Though these women artists are sought after, how many have had entire museums devoted to their work? (I'm not talking about historical, career retrospectives, I'm talking about the Barney/Tillmans contemporaries). One reason might be that they're not getting the budgets that the guys are. But another one might be the penchant for introspective self-censorship and housekeeping that many girls and women come by naturally, the scrupulous vetting of ideas and images, the reflection and sorting that mitigates letting it all hang out, the persistent need for approval that we thought we had dispensed with but is still a residual feminine trait in the 21st century.

There's another, non-gender specific reason: like with so much creative output today, the editors have all but disappeared. From film directors who insist on final cut and deliver three and a half hours to writers who turn in four or five hundred page novels with footnotes and bibliographies (that are almost indistinguishable from the six or seven hundred page biographies), to actors who act out even when they're not in front of camera, to reality shows that show us the bathroom, the bedroom and the board room, to starchitects building massive, sculpture-as-buildings that don't take the user into account, people have fallen in love with their "stuff", the process of their stuff, and editors and curators and network and studio executives and boards of trustees, those with mandates to judiciously prune and separate have come a cropper.
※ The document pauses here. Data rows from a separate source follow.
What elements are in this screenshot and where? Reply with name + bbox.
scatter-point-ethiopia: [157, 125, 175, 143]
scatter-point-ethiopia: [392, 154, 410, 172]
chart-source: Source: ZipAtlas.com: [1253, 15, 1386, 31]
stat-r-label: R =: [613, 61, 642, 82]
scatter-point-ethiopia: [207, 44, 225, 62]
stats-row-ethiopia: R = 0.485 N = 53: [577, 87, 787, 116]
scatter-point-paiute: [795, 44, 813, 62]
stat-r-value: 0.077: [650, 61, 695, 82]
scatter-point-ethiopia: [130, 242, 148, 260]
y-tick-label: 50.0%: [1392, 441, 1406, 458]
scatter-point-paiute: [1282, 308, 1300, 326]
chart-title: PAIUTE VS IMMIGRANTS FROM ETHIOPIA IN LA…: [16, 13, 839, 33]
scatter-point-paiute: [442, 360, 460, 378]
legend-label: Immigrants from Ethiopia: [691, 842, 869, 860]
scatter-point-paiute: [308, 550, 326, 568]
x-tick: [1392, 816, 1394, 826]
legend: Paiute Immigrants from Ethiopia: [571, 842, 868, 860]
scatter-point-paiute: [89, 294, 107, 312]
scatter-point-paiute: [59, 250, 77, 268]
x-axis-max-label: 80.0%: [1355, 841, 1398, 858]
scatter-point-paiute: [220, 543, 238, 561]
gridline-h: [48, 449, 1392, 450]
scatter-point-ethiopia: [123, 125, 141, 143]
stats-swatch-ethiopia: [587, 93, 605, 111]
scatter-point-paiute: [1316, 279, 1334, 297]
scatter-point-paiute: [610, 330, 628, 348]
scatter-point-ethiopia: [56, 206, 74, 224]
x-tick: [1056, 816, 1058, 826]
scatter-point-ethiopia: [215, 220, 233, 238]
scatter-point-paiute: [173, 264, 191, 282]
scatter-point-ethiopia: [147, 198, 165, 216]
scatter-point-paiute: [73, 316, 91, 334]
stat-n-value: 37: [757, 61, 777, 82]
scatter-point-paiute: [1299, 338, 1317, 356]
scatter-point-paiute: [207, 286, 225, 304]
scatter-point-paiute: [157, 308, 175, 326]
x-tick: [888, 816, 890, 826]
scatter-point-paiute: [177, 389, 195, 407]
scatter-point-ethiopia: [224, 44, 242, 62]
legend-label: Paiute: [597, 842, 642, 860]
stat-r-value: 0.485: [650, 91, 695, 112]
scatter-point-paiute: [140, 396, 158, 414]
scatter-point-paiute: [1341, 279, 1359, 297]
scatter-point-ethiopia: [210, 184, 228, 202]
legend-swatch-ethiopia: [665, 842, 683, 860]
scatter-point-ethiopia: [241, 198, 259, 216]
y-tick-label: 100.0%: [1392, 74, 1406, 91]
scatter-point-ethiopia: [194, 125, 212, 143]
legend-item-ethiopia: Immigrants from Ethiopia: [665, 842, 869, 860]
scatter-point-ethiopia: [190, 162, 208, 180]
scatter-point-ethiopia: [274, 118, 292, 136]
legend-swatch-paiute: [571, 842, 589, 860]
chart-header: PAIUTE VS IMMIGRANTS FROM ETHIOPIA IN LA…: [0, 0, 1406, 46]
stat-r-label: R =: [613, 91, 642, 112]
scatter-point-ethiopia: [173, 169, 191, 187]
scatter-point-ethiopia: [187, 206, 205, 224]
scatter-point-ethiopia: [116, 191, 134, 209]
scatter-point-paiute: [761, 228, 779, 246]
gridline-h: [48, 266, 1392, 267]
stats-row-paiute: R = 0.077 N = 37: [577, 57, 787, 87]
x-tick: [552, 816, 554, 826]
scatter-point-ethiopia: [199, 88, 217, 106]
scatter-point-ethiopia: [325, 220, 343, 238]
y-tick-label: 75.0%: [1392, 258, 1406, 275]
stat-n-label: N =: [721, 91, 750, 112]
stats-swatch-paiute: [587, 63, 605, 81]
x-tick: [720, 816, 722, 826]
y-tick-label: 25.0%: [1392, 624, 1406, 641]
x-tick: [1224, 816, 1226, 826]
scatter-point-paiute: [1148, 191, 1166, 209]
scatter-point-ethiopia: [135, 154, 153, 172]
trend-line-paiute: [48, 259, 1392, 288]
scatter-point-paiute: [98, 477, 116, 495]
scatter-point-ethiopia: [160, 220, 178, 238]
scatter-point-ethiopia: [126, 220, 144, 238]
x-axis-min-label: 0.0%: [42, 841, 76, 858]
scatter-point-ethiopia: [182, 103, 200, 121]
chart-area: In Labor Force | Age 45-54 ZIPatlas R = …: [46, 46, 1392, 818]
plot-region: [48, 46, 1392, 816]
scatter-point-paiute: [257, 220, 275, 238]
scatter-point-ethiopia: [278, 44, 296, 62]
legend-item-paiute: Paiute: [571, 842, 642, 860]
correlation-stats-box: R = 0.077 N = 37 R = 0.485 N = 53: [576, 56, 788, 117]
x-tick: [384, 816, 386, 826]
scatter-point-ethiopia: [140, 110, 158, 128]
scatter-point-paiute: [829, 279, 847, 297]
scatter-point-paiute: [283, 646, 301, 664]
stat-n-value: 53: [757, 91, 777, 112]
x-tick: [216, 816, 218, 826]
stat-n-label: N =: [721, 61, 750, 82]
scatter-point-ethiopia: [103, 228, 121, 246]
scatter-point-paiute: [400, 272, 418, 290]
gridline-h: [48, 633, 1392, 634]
Finally, there's the cult of self, of making celebrated what used to be journal musings and sketchbooks and after-school pranks but which is now the stuff of Sotheby's or Jackass.

In the end though, I'm jealous. I want some of what Barney and Tillmans (and my boys and men) have and what Arianna's talking about but doesn't always come in soothing flavors like vanilla: hubris, arrogance, ego, and yes, oversized ambition and talent. The old joke used to be that we could have all turned into Picassos if only our mothers had encouraged all our childhood scribbling and napkin doodling. Maybe the late sixties moms (Barney and Tillmans born within a year of each other), less driven by the current competitive, over-the-top pressure told them they were wonderful whether they brought home A's or not. I bet their mothers saved their stuff without worrying about the scotch tape or whether it would get their kids into the Ivy League (though Barney did go to Yale). Maybe my boys will be left behind because I gave them time outs when they repeatedly landed up in the principal's office, when they got three concussions and I made them quit the football team, or when I tried to get them to start their college essays over summer vacation. Or maybe, as the recent studies have it, it will be because I didn't breast feed nearly long enough.

Meanwhile, though, perhaps it's not too late. I'm going back to the closets where I have saved an unconscionable amount of their stuff: art projects and homework but also football, baseball, soccer, lacrosse and basketball uniforms. Who knows? Maybe the emperor does have new clothes and they are all from Nike.